In Syria, in Iraq, in Libya, in Nigeria more children are killed in a week than die in Gaza in a decade. Every week, women are raped, homosexuals are hung and Christians are beheaded. The world watches, offers its polite condemnation, and returns obsessively to condemning Israel for fighting for our lives.
Some of the criticism stems from anti-Semitism. It has raised its ugly head once more. To those people we say: we will fight you everywhere. The days when Jews ran away from you are over. We will not be silent in the face of anti-Semitism and we expect every government, in every country, to stand shoulder to shoulder with us and fight this evil with us.
Other critics, perhaps more enlightened in their own eyes, prefer to blame only us for what happens in Gaza because they know we are the only ones who listen. They prefer to focus their anger upon us not in spite of but because we are committed to the same human values which Hamas rejects – compassion for the weak, rationality, protection of gay people, of women’s rights, of the freedom of religion and freedom of speech.

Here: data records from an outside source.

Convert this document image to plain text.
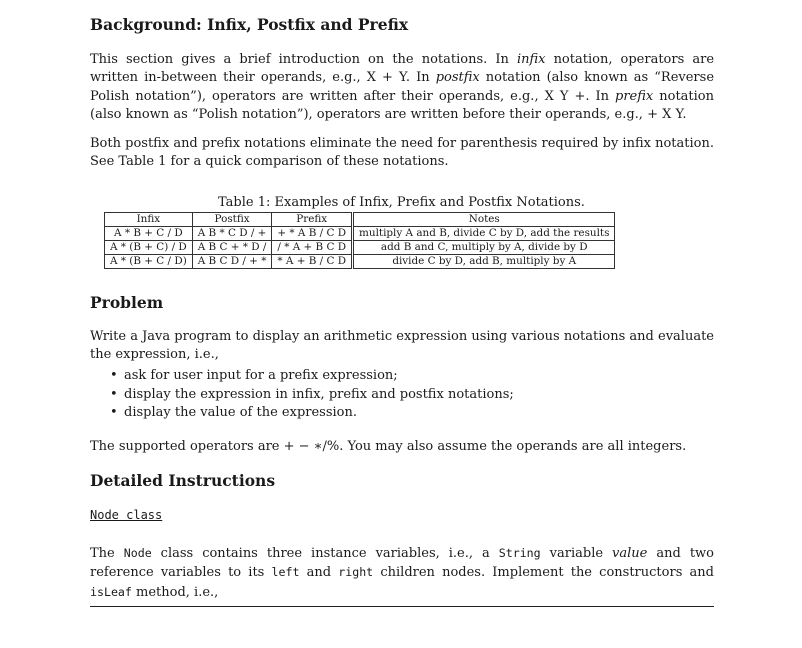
Background: Infix, Postfix and Prefix

This section gives a brief introduction on the notations. In infix notation, operators are written in-between their operands, e.g., X + Y. In postfix notation (also known as “Reverse Polish notation”), operators are written after their operands, e.g., X Y +. In prefix notation (also known as “Polish notation”), operators are written before their operands, e.g., + X Y.

Both postfix and prefix notations eliminate the need for parenthesis required by infix notation. See Table 1 for a quick comparison of these notations.

Table 1: Examples of Infix, Prefix and Postfix Notations.
Infix	Postfix	Prefix	Notes
A * B + C / D	A B * C D / +	+ * A B / C D	multiply A and B, divide C by D, add the results
A * (B + C) / D	A B C + * D /	/ * A + B C D	add B and C, multiply by A, divide by D
A * (B + C / D)	A B C D / + *	* A + B / C D	divide C by D, add B, multiply by A
Problem

Write a Java program to display an arithmetic expression using various notations and evaluate the expression, i.e.,

• ask for user input for a prefix expression;
• display the expression in infix, prefix and postfix notations;
• display the value of the expression.

The supported operators are + − ∗/%. You may also assume the operands are all integers.

Detailed Instructions
Node class

The Node class contains three instance variables, i.e., a String variable value and two reference variables to its left and right children nodes. Implement the constructors and isLeaf method, i.e.,
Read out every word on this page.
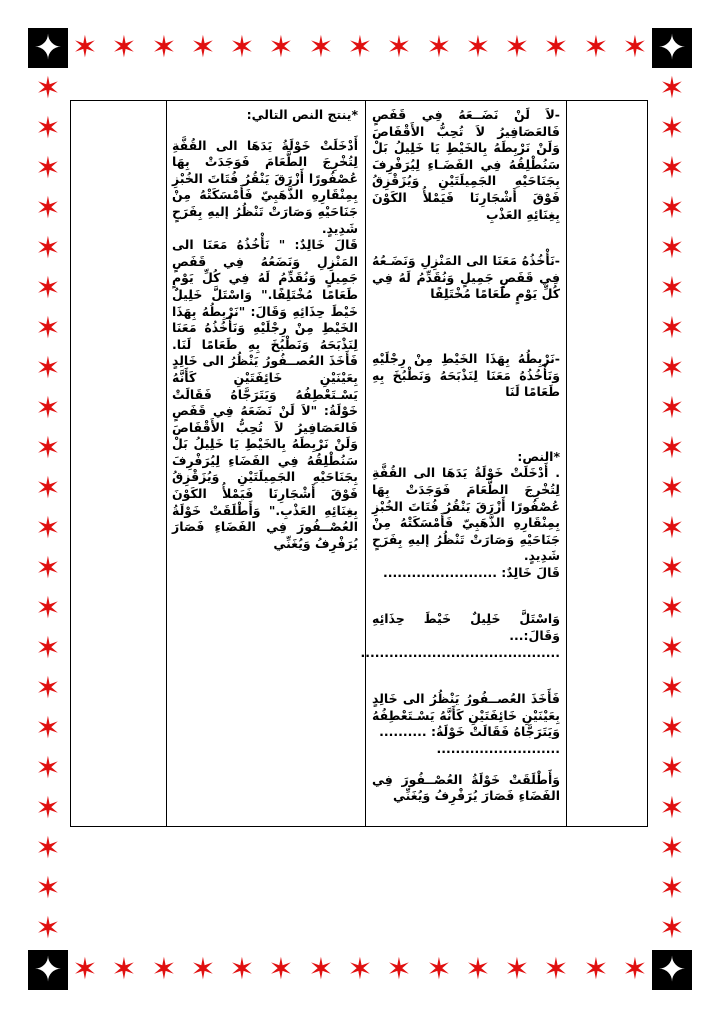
✶
✶
✶
✶
✶
✶
✶
✶
✶
✶
✶
✶
✶
✶
✶
✶
✶
✶
✶
✶
✶
✶
✶
✶
✶
✶
✶
✶
✶
✶
✶	✶
✶	✶
✶	✶
✶	✶
✶	✶
✶	✶
✶	✶
✶	✶
✶	✶
✶	✶
✶	✶
✶	✶
✶	✶
✶	✶
✶	✶
✶	✶
✶	✶
✶	✶
✶	✶
✶	✶
✶	✶
✶	✶
✦	✦
✦	✦

-لاَ لَنْ نَضَــعَهُ فِي قَفَصٍ فَالعَصَافِيرُ لاَ تُحِبُّ الأَقْفَاصَ وَلَنْ نَرْبِطَهُ بِالخَيْطِ يَا خَلِيلُ بَلْ سَنُطْلِقُهُ فِي الفَضَـاءِ لِيُرَفْرِفَ بِجَنَاحَيْهِ الجَمِيلَتَيْنِ وَيُزَقْزِقُ فَوْقَ أَشْجَارِنَا فَيَمْلأُ الكَوْنَ بِغِنَائِهِ العَذْبِ

-نَأْخُذُهُ مَعَنَا الى المَنْزِلِ وَنَضَـعُهُ فِي قَفَصٍ جَمِيلٍ وَنُقَدِّمُ لَهُ فِي كُلِّ يَوْمٍ طَعَامًا مُخْتَلِفًا

-نَرْبِطُهُ بِهَذَا الخَيْطِ مِنْ رِجْلَيْهِ وَنَأْخُذُهُ مَعَنَا لِنَذْبَحَهُ وَنَطْبُخَ بِهِ طَعَامًا لَنَا

*النص:

. أَدْخَلَتْ خَوْلَةُ يَدَهَا الى القُفَّةِ لِتُخْرِجَ الطَّعَامَ فَوَجَدَتْ بِهَا عُصْفُورًا أَزْرَقَ يَنْقُرُ فُتَاتَ الخُبْزِ بِمِنْقَارِهِ الذَّهَبِيّ فَأَمْسَكَتْهُ مِنْ جَنَاحَيْهِ وَصَارَتْ تَنْظُرُ إليهِ بِفَرَحٍ شَدِيدٍ.

قَالَ خَالِدٌ: ........................

وَاسْتَلَّ خَلِيلٌ خَيْطَ حِذَائِهِ وَقَالَ:...

..........................................

فَأَخَذَ العُصــفُورُ يَنْظُرُ الى خَالِدٍ بِعَيْنَيْنِ خَائِفَتَيْنِ كَأَنَّهُ يَسْـتَعْطِفُهُ وَيَتَرَجَّاهُ فَقَالَتْ خَوْلَةُ: ..........

..........................

وَأَطْلَقَتْ خَوْلَةُ العُصْــفُورَ فِي الفَضَاءِ فَصَارَ يُرَفْرِفُ وَيُغَنِّي

*ينتج النص التالي:

أَدْخَلَتْ خَوْلَةُ يَدَهَا الى القُفَّةِ لِتُخْرِجَ الطَّعَامَ فَوَجَدَتْ بِهَا عُصْفُورًا أَزْرَقَ يَنْقُرُ فُتَاتَ الخُبْزِ بِمِنْقَارِهِ الذَّهَبِيّ فَأَمْسَكَتْهُ مِنْ جَنَاحَيْهِ وَصَارَتْ تَنْظُرُ إليهِ بِفَرَحٍ شَدِيدٍ.

قَالَ خَالِدٌ: " نَأْخُذُهُ مَعَنَا الى المَنْزِلِ وَنَضَعُهُ فِي قَفَصٍ جَمِيلٍ وَنُقَدِّمُ لَهُ فِي كُلِّ يَوْمٍ طَعَامًا مُخْتَلِفًا." وَاسْتَلَّ خَلِيلٌ خَيْطَ حِذَائِهِ وَقَالَ: "نَرْبِطُهُ بِهَذَا الخَيْطِ مِنْ رِجْلَيْهِ وَنَأْخُذُهُ مَعَنَا لِنَذْبَحَهُ وَنَطْبُخَ بِهِ طَعَامًا لَنَا. فَأَخَذَ العُصــفُورُ يَنْظُرُ الى خَالِدٍ بِعَيْنَيْنِ خَائِفَتَيْنِ كَأَنَّهُ يَسْـتَعْطِفُهُ وَيَتَرَجَّاهُ فَقَالَتْ خَوْلَةُ: "لاَ لَنْ نَضَعَهُ فِي قَفَصٍ فَالعَصَافِيرُ لاَ تُحِبُّ الأَقْفَاصَ وَلَنْ نَرْبِطَهُ بِالخَيْطِ يَا خَلِيلُ بَلْ سَنُطْلِقُهُ فِي الفَضَاءِ لِيُرَفْرِفَ بِجَنَاحَيْهِ الجَمِيلَتَيْنِ وَيُزَقْزِقُ فَوْقَ أَشْجَارِنَا فَيَمْلأُ الكَوْنَ بِغِنَائِهِ العَذْبِ." وَأَطْلَقَتْ خَوْلَةُ العُصْــفُورَ فِي الفَضَاءِ فَصَارَ يُرَفْرِفُ وَيُغَنِّي
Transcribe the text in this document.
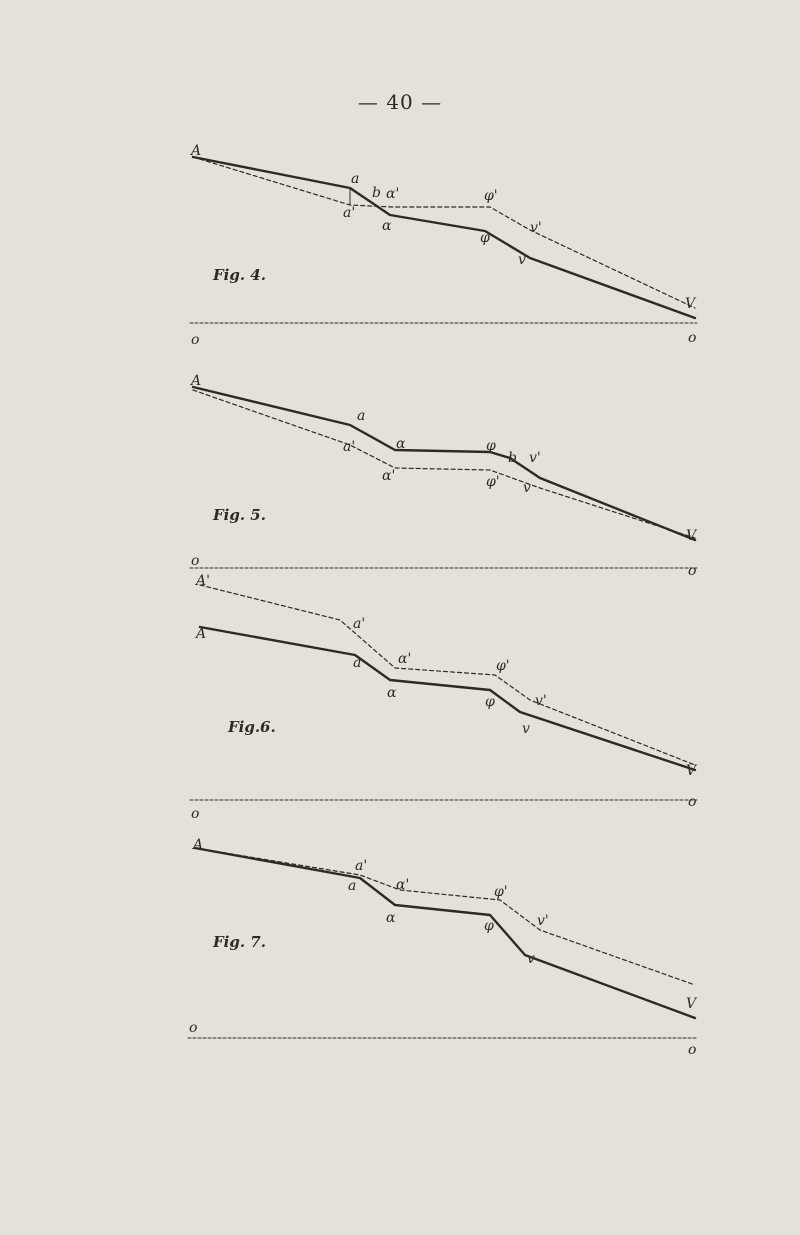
— 40 —
A
a
b α'
a'
α
φ'
φ
v'
v
V
o	o
Fig. 4.
A
a
a'	α
α'
φ
φ'
b v'
v
V
o
o
Fig. 5.
A'
A
a'
a	α'
α
φ'
φ	v'
v
V
o
o
Fig.6.
A
a'
a	α'
α
φ'
φ	v'
v
V
o
o
Fig. 7.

Let us not fool ourselves. Evil is here. It is around us. It seeks to hurt us. Fundamentalist Islam is an ultimate evil, and like the evil which came before it, has learned how to use all our tools against us: Our TV cameras, our international organizations, our commissions of inquiry and our legal system. Just as terror uses rockets and suicide bombers, it uses our inability to accept that someone would sacrifice the children of their people just to get a supportive headline or an eye-catching photograph.
Standing here, in this place, I want to say clearly that the leaders of Hamas, an anti-western, anti-Semitic terrorist organization, cannot be safe while they continue to target innocent civilians. Just as every European leader would do, just as the United States did with Osama Bin Laden, so we will pursue every leader of Hamas.
This is the evil which we all face and Israel stands at the front.
Europe must know, if we will fail to stop them, they will come for you. We must do everything to avoid suffering and the death of innocents but we stand in the right place from which to say to the entire world: We will not board the train again. We will protect ourselves from total evil.